Articles récents \ Europe Kaya Pawlowska: « A Genève, les cloches des églises sonneront à 15h24, l’heure à laquelle nous travaillons gratuitement »
La grève des femmes en Suisse c’est aujourd’hui. Une date loin d’être anodine puisqu’elle fait écho à deux moments clefs de l’égalité femmes/hommes dans l’histoire helvète. Le 14 juin 1981, l’égalité femmes/hommes était inscrite dans la constitution fédérale et dix ans plus tard avait lieu la première grève des femmes. Pourquoi cette grève ? Pour quels résultats ? Réponse de Kaya Pawlowska, représentante de la grève des femmes à Genève.
Quelles sont vos principales revendications ?
Nous avons élaboré un manifeste qui comprend 19 revendications pour l’égalité femmes/hommes. Nous avons choisi de ne pas les hiérarchiser. Nous réclamons la stricte application de la loi du 14 juin 1981, ne serait-ce que pour l’égalité des salaires. Les salaires ne sont que la pointe émergée de l’iceberg de la grève des femmes. Nous voulons également instituer un programme national contre le harcèlement et les violences sexuelles faites aux femmes. Il faut savoir qu’en Suisse, seul le harcèlement dans le cadre professionnel est réglementé!
Le congé de paternité est aussi important pour nous. Il n’existe pas en Suisse, ce qui est très contraignant pour les femmes. A 30 ans, elles doivent s’arrêter de travailler pour s’occuper de leurs enfants car les crèches sont très chères.
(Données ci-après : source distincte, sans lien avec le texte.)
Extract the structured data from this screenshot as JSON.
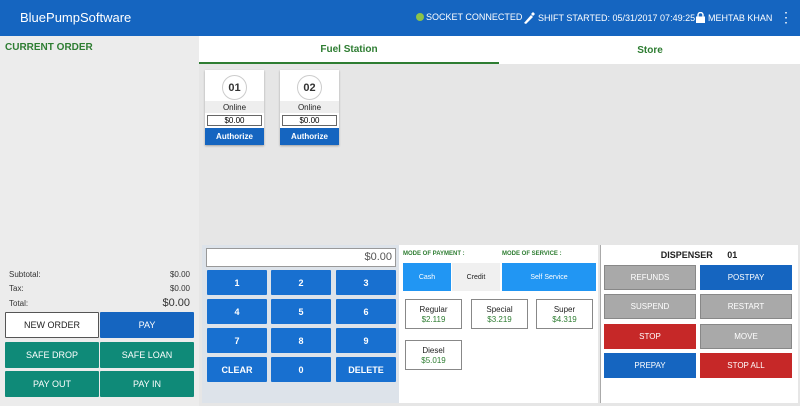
{
  "header": {
    "brand": "BluePumpSoftware",
    "socket_status": "SOCKET CONNECTED",
    "shift_status": "SHIFT STARTED: 05/31/2017 07:49:25",
    "user": "MEHTAB KHAN",
    "status_dot_color": "#8bc34a"
  },
  "order": {
    "title": "CURRENT ORDER",
    "subtotal_label": "Subtotal:",
    "subtotal": "$0.00",
    "tax_label": "Tax:",
    "tax": "$0.00",
    "total_label": "Total:",
    "total": "$0.00",
    "buttons": {
      "new_order": "NEW ORDER",
      "pay": "PAY",
      "safe_drop": "SAFE DROP",
      "safe_loan": "SAFE LOAN",
      "pay_out": "PAY OUT",
      "pay_in": "PAY IN"
    }
  },
  "tabs": [
    {
      "label": "Fuel Station",
      "active": true
    },
    {
      "label": "Store",
      "active": false
    }
  ],
  "pumps": [
    {
      "number": "01",
      "status": "Online",
      "amount": "$0.00",
      "action": "Authorize"
    },
    {
      "number": "02",
      "status": "Online",
      "amount": "$0.00",
      "action": "Authorize"
    }
  ],
  "keypad": {
    "display": "$0.00",
    "keys": [
      "1",
      "2",
      "3",
      "4",
      "5",
      "6",
      "7",
      "8",
      "9",
      "CLEAR",
      "0",
      "DELETE"
    ]
  },
  "payment": {
    "payment_label": "MODE OF PAYMENT :",
    "service_label": "MODE OF SERVICE :",
    "cash": "Cash",
    "credit": "Credit",
    "self_service": "Self Service",
    "grades": [
      {
        "name": "Regular",
        "price": "$2.119"
      },
      {
        "name": "Special",
        "price": "$3.219"
      },
      {
        "name": "Super",
        "price": "$4.319"
      },
      {
        "name": "Diesel",
        "price": "$5.019"
      }
    ]
  },
  "dispenser": {
    "title": "DISPENSER",
    "number": "01",
    "buttons": {
      "refunds": "REFUNDS",
      "postpay": "POSTPAY",
      "suspend": "SUSPEND",
      "restart": "RESTART",
      "stop": "STOP",
      "move": "MOVE",
      "prepay": "PREPAY",
      "stop_all": "STOP ALL"
    }
  },
  "colors": {
    "header": "#1565c0",
    "green": "#2e7d32",
    "teal": "#0f8a78",
    "red": "#c62828"
  }
}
Ensuite lorsqu’elles recherchent du travail, elles sont moins payées ou prennent un temps partiel. Elles cotisent alors moins que les hommes pour l’assurance vieillesse ce qui les rend plus dépendantes financièrement. Ce n’est pas tout, dans nos revendications, il y a aussi le soutien aux femmes migrantes, l’éducation au consentement…
Comment va se dérouler cette journée ?
C’est une journée nationale. Chaque canton à sa propre organisation. Dans le canton de Genève, nous avons décidé de délocaliser l’organisation pour que les femmes des campagnes puissent participer à cette journée. Il y aura des atelier pancartes, des projections de films et des débats concernant l’égalité entre les sexes.
Dans les grandes villes, de grandes manifestations sont organisées en fin de journée car la grève n’est pas reconnue comme une grève du travail. A Genève, les cloches des église sonneront à 15h24, l’heure à laquelle nous travaillons « gratuitement ». La plupart des magasins seront fermés et tout le monde sera invité à manifester dans une ambiance festive. Il y a par exemple des chars et une chorale de prévu à cet effet. Nous voulons que toute la Suisse soit en violet pour l’occasion!
Combien de personnes attendez-vous pour l’occasion ?
1 million à travers le pays ! Cela serait le double par rapport à 1991 où il y avait eu 500.000 personnes. Nous espérons que la journée du 14 juin touchera plus de personnes.
Pensez-vous que cette journée puisse se reproduire ?
Ce n’est pas certain ! C’est une journée historique, mais il y a déjà des appels à manifester pour le 8 mars, la journée international des femmes, c’est un dimanche donc cela n’aura pas le même impact sur la société.
La grève des femmes est pourtant illégale selon le droit suisse.
C’est vrai ! Et pourtant cela marche très bien ! Nous avons même eu une vidéo du conseil fédéral nous encourageant et selon, les sondages 60% de la population est favorable à la grève. Elle est tolérée mais n’est pas légale. Il fallait donc prévenir son employeuse/employeur à l’avance ou déposer un préavis de grève avec les syndicats. Nous prévoyons une permanence juridique pour toutes les personnes qui auront eu des difficultés.